Situasi tersebut tidak bersifat alami, tetapi merupakan
hasil atau proses, dimana kepentingan dan kekuasaan dilindungi serta ditindas.
Salah satu tugas kritik ideologi adalah membongkar situasi tersebut.
Habermas berpendapat kritik ideologi dijalankan pada
empat tahap:
- Tahap Pertama,
deskripasi dan interpretasi situasi yang ada penyelidikan hermeneutik
(menggunakan pendekatan vestehem dari paradigma interpretatif dari Max
Weber).
- Tahap Kedua,
penerapan nalar, kritik dengan melibatkan individu dan kelompok atas
pandangan dan praktik mereka akibat distorsi ideologis.
- Tahap Ketiga,
Penyusunan agenda untuk mengubah situasi-menuju masyarakat egaliter.
- Tahap Keempat,
evaluasi terhadap pencapaian situasi baru dan egalitarian yang telah
terwujud.
Habermas
membagi definisi pengetahuan yang berharga dan cara memahami dalam tiga
kepentingan kognitif, yakni:
- Pertama,
prediksi
dan kontrol;
- Kedua,
pemahaman
dan interpretasi;
- Ketiga,
emansipasi
dan kebebasan (freedom).
Ia
menyebutnya sebagai kepentingan
- Teknis,
- Praktis
dan
- Emansipatoris.
Kepentingan
teknis menjadi karakter bagi metode ilmiah—positivis—dengan menekankan
pada hukum, aturan, prediksi, dan kontrol atas perilaku, degan objek dan riset
yang pasif—dan pengetahuan instrumental.
Kepentingan
praktis dicontohkan dengan metodologi hermeneutik-interpretatif yang
dijabarkan dalam pendekatan kualitatif untuk memahami dan meneliti pendidikan
(contohnya interaksionisme simbolik).
- Metodologi penelitian ini berusaha menjelaskan, memahami dan menafsirkan komunikasi dari “subjek yang bertindak dan berbicara”. Hermeneutika terfokus pada interaksi dan bahasa, yaitu berusaha memahami situasi melalui cara pandang partisipan dengan mengadopsi prinsip verstehen dari Weber.
Kepentingan
emansipatoris mencakup dua kepentingan sebelumnya, namun melampaui bukan
membutuhkan keduanya.
Kepentingan
ini berkaitan dengan praksis, yakni tindakan yang dilakukan dengan
refleksi dan bertujuan mencapai emansipasi.

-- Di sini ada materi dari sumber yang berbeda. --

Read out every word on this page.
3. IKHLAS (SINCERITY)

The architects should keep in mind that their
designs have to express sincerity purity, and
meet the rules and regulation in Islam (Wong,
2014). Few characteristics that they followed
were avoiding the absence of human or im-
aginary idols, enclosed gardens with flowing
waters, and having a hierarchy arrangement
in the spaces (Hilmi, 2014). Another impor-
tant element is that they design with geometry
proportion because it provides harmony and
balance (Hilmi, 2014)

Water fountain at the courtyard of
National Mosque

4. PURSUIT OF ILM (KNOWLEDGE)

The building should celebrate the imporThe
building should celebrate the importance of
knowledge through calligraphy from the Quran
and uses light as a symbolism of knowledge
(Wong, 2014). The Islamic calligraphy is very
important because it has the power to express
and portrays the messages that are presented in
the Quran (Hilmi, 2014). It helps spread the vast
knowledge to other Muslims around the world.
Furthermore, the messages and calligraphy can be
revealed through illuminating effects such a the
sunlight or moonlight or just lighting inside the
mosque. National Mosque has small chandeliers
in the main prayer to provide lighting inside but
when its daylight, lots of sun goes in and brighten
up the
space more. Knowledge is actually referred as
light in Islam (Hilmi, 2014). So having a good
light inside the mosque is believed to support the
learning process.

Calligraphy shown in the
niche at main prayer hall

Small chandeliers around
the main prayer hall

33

- Tujuan ganda dari kepentingan ini adalah mengungkapkan cara kerja kekuasaan dan menciptakan keadilan sosial dengan memperlihatkan bahwa dominasi dan penindasan menghambat perwujudan kebebasan individu dan sosial.
- Tugas dari kepentingan pembentuk pengetahuan, atau tugas teori kritik sendiri adalah menggugah kesadaran mereka yang tidak berdaya tentang adanya determinan perilaku tidak bebas yang tertindas, terkekang, dan tertusuk demi pembebasan mereka.
Pemikiran
Habermas berdampak besar pada pendidikan, mencakup antara lain rancangan,
sasaran dan muatan kurikulum; pedagogi; evaluasi; dan penelitian.
Dalam
rancangan kurikulum, tiga kepentingan pembentuk pengetahuan dapat menghasilkan
tiga rancangan kurikulum:
- Pertama,
pandangan
rasionalis dan behaviorisj yaitu kurikulum sebagai
produk, menunjukkan kepentingan teknis, sehingga menghasilkan kurikulum
birokratis.
- Kedua,
Pandangan
humanistic, interpretative dan pragmatis, yaitu kurikulum sebagai
praktik, pendekatan proses dengan hermenetik curriculum project untuk
mewujudkan kepentingan hermeneutik.
- Ketiga,
pandangan
eksistensial dan kritik ideologi, yaitu "kurikulum sebagai
praksis", mewujudkan kepentingan emansipatoris. Kepentingan emansipatoris
rnempermasalahkan kurikulum melalui riset aksi. Kurikulum merupakan wilayah
pertarungan ideologi.
Kurikulum
emansipatoris menyadarkan anak didik:
- Dalam muatan dan proses pendidikan;
- Mengembangkan demokrasi partisipatoris;
- Keterlibatan;
- Hak suara anak didik; dan
- Perwujudan kebebasan eksistensial individual secara kolektif.
Kritik
dan pratik berpadu menghasilkan kurikulum yang menyelidiki kebudayaan,
pengalaman kekuasaan, dominasi, dan penindasan, yakni menjadikan sasaran,
tujuan, dan muatan kurikulum sebagai subjek kritik ideologi dan menyusun sebuah
agenda untuk mendorong pemberdayaan.
Pedagogi
kritis berpendaat bahwa para pendidik harus bekerja dengan dan berdasarkan
pengalaman anak didik dalam proses pendidikan, bukan menerapkan kurikulum yang
mereproduksi kesejangan sosial.
Dalam
pedagogi ini, guru harus mengubah pengalaman dominasi dalam diri anak didik dan
memberdayakan mereka agar “terbebas” dalam tatanan demokrasi.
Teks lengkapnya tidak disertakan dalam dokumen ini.